Andrew Jorgenson is a Professor of Sociology and Founding Director of the Climate & Society Lab at the University of British Columbia. Working in the areas of environmental sociology, global political economy, and the sociology of development, he conducts research on the human dimensions of global and regional environmental change, with a primary focus on the societal causes and consequences of the climate crisis. In 2020, Andrew received the Fred Buttel Distinguished Contribution Award from the American Sociological Association’s Section on Environmental Sociology for his innovation, publication, and service in the field of environmental sociology.
Myron T. Strong is an award-winning sociologist, who is currently an Associate Professor of Sociology at the Community College of Baltimore County in Baltimore, Maryland.
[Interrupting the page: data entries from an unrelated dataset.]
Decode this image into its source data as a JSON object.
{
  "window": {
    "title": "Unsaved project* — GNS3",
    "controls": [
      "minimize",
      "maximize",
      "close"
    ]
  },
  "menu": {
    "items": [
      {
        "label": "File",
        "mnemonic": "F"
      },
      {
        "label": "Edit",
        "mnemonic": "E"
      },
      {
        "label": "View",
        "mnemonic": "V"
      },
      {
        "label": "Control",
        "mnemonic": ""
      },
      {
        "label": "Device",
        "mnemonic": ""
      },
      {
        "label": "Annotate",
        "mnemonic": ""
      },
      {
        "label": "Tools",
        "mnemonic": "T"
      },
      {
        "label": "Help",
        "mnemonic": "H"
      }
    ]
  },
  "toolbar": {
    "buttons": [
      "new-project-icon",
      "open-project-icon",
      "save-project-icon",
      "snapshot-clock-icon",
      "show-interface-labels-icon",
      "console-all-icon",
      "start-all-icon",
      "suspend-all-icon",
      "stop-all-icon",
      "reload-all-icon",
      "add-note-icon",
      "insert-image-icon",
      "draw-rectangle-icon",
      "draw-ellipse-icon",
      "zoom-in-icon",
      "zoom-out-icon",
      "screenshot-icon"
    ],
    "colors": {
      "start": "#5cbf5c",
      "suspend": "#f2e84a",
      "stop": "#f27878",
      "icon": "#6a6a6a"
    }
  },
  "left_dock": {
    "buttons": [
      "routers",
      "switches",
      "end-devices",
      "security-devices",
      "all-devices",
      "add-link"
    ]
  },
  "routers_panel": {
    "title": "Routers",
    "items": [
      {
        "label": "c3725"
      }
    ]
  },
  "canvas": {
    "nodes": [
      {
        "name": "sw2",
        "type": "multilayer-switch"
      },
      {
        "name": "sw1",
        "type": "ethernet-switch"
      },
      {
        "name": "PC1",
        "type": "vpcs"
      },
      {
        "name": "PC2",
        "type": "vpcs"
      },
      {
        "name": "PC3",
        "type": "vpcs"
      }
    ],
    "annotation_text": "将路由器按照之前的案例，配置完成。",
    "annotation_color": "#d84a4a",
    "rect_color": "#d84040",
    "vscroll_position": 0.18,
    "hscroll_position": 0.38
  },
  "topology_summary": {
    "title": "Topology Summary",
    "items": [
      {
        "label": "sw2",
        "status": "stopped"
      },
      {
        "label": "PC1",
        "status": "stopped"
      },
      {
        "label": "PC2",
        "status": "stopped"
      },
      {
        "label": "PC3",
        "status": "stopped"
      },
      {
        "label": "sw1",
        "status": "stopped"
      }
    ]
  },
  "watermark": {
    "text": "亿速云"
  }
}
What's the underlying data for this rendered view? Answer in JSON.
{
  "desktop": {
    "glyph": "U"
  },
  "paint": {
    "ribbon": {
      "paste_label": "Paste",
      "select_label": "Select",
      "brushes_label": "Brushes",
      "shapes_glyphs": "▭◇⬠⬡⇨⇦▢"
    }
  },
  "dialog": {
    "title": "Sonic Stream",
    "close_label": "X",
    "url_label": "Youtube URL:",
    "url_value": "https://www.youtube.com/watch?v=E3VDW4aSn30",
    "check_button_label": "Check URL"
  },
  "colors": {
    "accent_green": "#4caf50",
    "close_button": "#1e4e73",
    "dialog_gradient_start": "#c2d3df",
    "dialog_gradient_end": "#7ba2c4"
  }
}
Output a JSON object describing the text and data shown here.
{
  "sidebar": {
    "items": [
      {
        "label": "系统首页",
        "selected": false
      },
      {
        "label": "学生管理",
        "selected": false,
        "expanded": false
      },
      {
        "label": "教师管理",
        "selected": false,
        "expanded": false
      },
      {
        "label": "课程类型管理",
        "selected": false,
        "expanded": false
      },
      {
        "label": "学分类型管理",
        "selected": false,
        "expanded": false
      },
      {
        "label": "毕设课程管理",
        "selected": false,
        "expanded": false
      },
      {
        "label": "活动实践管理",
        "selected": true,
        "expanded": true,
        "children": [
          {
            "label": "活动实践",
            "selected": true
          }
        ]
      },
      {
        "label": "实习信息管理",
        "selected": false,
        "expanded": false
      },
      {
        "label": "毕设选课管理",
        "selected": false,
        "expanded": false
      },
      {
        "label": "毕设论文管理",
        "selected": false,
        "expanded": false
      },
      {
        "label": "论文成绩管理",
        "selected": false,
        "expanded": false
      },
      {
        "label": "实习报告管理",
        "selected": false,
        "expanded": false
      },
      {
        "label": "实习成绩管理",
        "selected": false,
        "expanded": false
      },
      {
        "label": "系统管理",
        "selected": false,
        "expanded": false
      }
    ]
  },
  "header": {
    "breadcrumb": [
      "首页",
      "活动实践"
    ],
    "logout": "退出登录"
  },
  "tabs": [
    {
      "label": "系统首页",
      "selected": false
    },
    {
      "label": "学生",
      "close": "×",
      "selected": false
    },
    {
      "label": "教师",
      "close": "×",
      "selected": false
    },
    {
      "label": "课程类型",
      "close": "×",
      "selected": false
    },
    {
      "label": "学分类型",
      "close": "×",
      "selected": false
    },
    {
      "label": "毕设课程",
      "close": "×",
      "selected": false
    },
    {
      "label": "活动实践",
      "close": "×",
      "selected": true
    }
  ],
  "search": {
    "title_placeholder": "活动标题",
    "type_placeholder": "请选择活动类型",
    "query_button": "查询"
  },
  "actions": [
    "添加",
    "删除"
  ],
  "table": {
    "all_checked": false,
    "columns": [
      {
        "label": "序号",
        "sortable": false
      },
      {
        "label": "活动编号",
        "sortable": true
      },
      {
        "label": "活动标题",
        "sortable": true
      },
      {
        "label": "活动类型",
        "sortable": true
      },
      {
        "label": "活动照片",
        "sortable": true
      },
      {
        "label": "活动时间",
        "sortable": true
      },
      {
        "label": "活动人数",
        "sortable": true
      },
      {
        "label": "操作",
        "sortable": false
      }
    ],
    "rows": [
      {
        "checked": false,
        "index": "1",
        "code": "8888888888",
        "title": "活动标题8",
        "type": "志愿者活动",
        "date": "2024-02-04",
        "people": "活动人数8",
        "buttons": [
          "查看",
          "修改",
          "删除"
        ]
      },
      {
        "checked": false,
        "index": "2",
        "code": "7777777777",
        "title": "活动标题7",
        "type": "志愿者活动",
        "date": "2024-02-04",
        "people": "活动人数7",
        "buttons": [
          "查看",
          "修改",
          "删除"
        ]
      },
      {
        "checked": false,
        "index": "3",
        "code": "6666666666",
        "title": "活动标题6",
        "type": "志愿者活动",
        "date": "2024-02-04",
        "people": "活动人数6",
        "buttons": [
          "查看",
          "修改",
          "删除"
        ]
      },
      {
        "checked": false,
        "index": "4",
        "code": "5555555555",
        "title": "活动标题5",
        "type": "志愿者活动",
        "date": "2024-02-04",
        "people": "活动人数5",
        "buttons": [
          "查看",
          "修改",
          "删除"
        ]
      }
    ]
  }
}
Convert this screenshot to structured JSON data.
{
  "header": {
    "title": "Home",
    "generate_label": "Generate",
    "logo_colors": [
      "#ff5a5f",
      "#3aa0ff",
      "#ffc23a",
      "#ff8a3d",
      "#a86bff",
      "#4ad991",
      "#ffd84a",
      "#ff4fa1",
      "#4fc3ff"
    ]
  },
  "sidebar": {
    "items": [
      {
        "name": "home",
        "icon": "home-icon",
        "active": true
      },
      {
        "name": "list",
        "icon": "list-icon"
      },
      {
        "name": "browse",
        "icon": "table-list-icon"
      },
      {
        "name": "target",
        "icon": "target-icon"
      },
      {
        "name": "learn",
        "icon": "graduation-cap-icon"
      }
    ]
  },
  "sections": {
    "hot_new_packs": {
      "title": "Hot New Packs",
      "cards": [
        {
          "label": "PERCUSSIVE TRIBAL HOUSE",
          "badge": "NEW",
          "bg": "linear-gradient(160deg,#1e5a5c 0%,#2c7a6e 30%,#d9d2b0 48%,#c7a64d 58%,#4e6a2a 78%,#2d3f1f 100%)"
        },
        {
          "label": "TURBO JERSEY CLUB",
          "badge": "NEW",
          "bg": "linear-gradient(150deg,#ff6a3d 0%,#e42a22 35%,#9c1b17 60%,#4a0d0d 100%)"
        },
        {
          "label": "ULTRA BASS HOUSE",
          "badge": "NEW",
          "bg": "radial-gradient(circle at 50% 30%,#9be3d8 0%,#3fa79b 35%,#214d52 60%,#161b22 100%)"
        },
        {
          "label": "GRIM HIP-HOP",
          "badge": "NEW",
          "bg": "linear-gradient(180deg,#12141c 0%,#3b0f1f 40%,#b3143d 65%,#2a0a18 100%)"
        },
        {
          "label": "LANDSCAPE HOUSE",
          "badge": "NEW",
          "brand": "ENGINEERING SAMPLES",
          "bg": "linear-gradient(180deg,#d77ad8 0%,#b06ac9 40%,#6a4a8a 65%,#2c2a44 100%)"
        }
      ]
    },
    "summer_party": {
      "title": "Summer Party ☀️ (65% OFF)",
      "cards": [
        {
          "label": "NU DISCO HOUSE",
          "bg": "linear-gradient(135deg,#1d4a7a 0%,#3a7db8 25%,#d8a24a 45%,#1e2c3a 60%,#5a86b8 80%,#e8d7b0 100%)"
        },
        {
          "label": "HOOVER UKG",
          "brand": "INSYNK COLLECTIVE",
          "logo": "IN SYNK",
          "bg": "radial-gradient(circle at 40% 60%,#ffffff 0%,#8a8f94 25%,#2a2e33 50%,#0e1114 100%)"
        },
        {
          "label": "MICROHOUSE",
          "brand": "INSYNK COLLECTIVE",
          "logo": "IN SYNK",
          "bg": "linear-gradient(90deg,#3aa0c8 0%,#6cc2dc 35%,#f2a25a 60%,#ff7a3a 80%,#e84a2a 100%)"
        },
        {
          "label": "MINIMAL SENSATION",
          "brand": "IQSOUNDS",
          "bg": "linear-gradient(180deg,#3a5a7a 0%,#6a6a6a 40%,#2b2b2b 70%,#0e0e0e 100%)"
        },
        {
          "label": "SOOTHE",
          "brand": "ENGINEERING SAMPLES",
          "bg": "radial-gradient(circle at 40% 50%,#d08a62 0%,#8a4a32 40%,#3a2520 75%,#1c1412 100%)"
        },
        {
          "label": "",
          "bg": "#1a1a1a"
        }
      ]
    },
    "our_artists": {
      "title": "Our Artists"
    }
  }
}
He graduated with his Ph.D. in sociology from the University of North Texas in 2014. His research explores Afrofuturism, race, gender and other social factors in modern comics and popular culture. He has published work in academic journals, anthologies, newspapers, encyclopedias. In 2019, he won the Eastern Sociological Society Barbara R. Walters Community College Faculty Award for his article “The Emperor Has New Clothes: How Outsider Sociology Can Shift the Discipline” published in Sociological Forum.
Fernando Tormos-Aponte is an Assistant Professor of Sociology at the University of Pittsburgh. Previously, he was a Kendall Fellow at the Union of Concerned Scientists, an Assistant Professor of Public Policy and Political Science at the University of Maryland Baltimore County, and a Visiting Scholar at Johns Hopkins University and the University of Cambridge. He earned his MA and PhD in Political Science from Purdue University, West Lafayette, and a BA from the Universidad de Puerto Rico—Río Piedras. Dr. Tormos-Aponte specializes in social movements, identity politics, social policy, and transnational politics. His research focuses on how social movements cope with internal divisions and gain political influence.